Practicing Arithmetic

Abstract

This lesson allows students to practice their arithmetic skills and check their answers using the Graphit activity.

Students will do this by graphing ordered pairs developed from the problem sets and answers to those problems.

This lesson utilizes the mathematical fact that the graph of a linear function can be developed from the equation y = bx or y = x + b. Students are given a list of arithmetic problems where all of the problems are of the same operation and the same operand (represented in the equations as b) while the second operand varies (represented in the equations as x). The second operand and the result (represented in the equations as y) are then graphed as ordered pairs. If the student answers the problems correctly, all ordered pairs will fall in a straight line.

Objectives

Upon completion of this lesson, students will:

  • have practiced single operation arithmetic.
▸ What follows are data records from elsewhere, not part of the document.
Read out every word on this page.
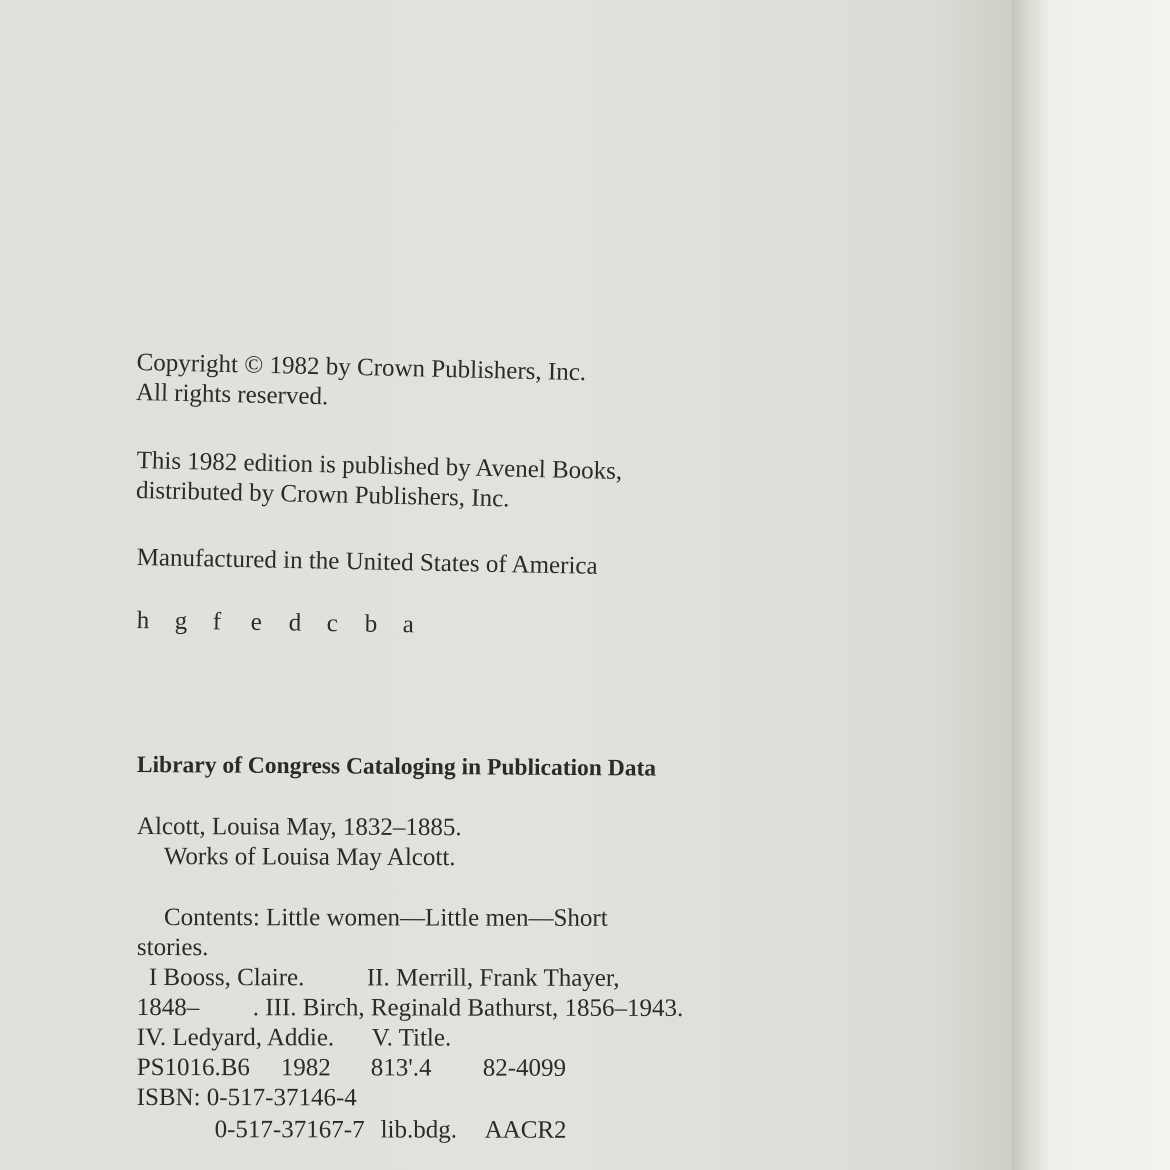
Copyright © 1982 by Crown Publishers, Inc.
All rights reserved.
This 1982 edition is published by Avenel Books,
distributed by Crown Publishers, Inc.
Manufactured in the United States of America
h g f e d c b a
Library of Congress Cataloging in Publication Data
Alcott, Louisa May, 1832–1885.
Works of Louisa May Alcott.
Contents: Little women—Little men—Short
stories.
I Booss, Claire. II. Merrill, Frank Thayer,
1848– . III. Birch, Reginald Bathurst, 1856–1943.
IV. Ledyard, Addie. V. Title.
PS1016.B6 1982 813'.4 82-4099
ISBN: 0-517-37146-4
0-517-37167-7 lib.bdg. AACR2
The type of arithmetic, ranging from single digit addition to long division of decimals or arithmetic with real numbers, is determined by the instructor.

Standards

The activities and discussions in this lesson address the following NCTM standards:

Number and Operations
Understands meanings of operations and how they relate to one another

  • understand the meaning and effects of arithmetic operations with fractions, decimals, and integers
Compute fluently and make reasonable estimates
  • develop and analyze algorithms for computing with fractions, decimals, and integers, and develop fluency in their use
Algebra
Understands patterns, relations and functions
  • relate and compare different forms of representation for a relationship
Represent and analyze mathematical situation and structures using algebraic symbols
  • use symbolic algebra to represent situations and to solve problems, especially those that involve linear relationships;

Links to other standards.

Student Prerequisites

  • Technological: Students must be able to:
    • perform basic mouse manipulations such as point, click and drag
    • use a browser such as Netscape for experimenting with the activities

Teacher Preparation

Students will need:

  • Access to a browser
  • Pencil and Paper

Lesson Outline

  1. Focus and Review

    Remind students what has been learned in previous lessons that will be pertinent to this lesson and/or have them begin to think about the words and ideas of this lesson:

    • Review any algorithms they have learned to complete the specific type of arithmetic problems you would like them to practice.
    • Students should complete the practice problems prior to this lesson.

  2. Objectives

    Let the students know what they will be doing and learning today. Say something like this:

    • Today, class, we are going to use the computers to help practice our arithmetic skills.

  3. Teacher Input

    • Using the Graphit! activity, demonstrate how to use the activity to check their answers to their practice problems. Use the following set of problems or your own set:
      • 3 + 2 = 5
      • 3 + 5 = 8
      • 3 + 7 = 10
      • 3 + 9 = 12
      The input from this problem set should be:
      • 2,5
      • 5,8
      • 7,10
      • 9,12
    • After these ordered pairs are graphed show the students what an incorrect answer will look like. Use your own problem or 3 + 1 = 3 and the data point 1,3. Note that this data point will not fall on the line.
    • You can then enter in "the rule" 3 + x in the y(x)= text box. This line will be the line all graphed points should fall on. If a point does not fall on this line then the student has an incorrect answer and should go back and double check his/her work.

  4. Guided Practice

    • Using the first set of practice problems, call on the students in the class to tell you what should be the input. Call on a different student for each data point then graph the result.
    • Call on a student to tell you what you should enter as "the rule."

  5. Independent Practice

    • Students should complete other problem sets (this can be done either in class or prior to this lesson).
    • Students should input their data sets and rules. If a point does not lie on the line, they should go back and determine which answer in their problem set was incorrect.

  6. Closure

    • You may wish to bring the class back together for a discussion of the findings.

Alternate Outlines

This lesson can be rearranged in several ways.

  • Problem sets can be done prior to class or during class.
  • Students can work in groups of two.

Suggested Follow-Up

  • This lesson can be reused as the difficulty level of types of arithmetic problems increase throughout the school year.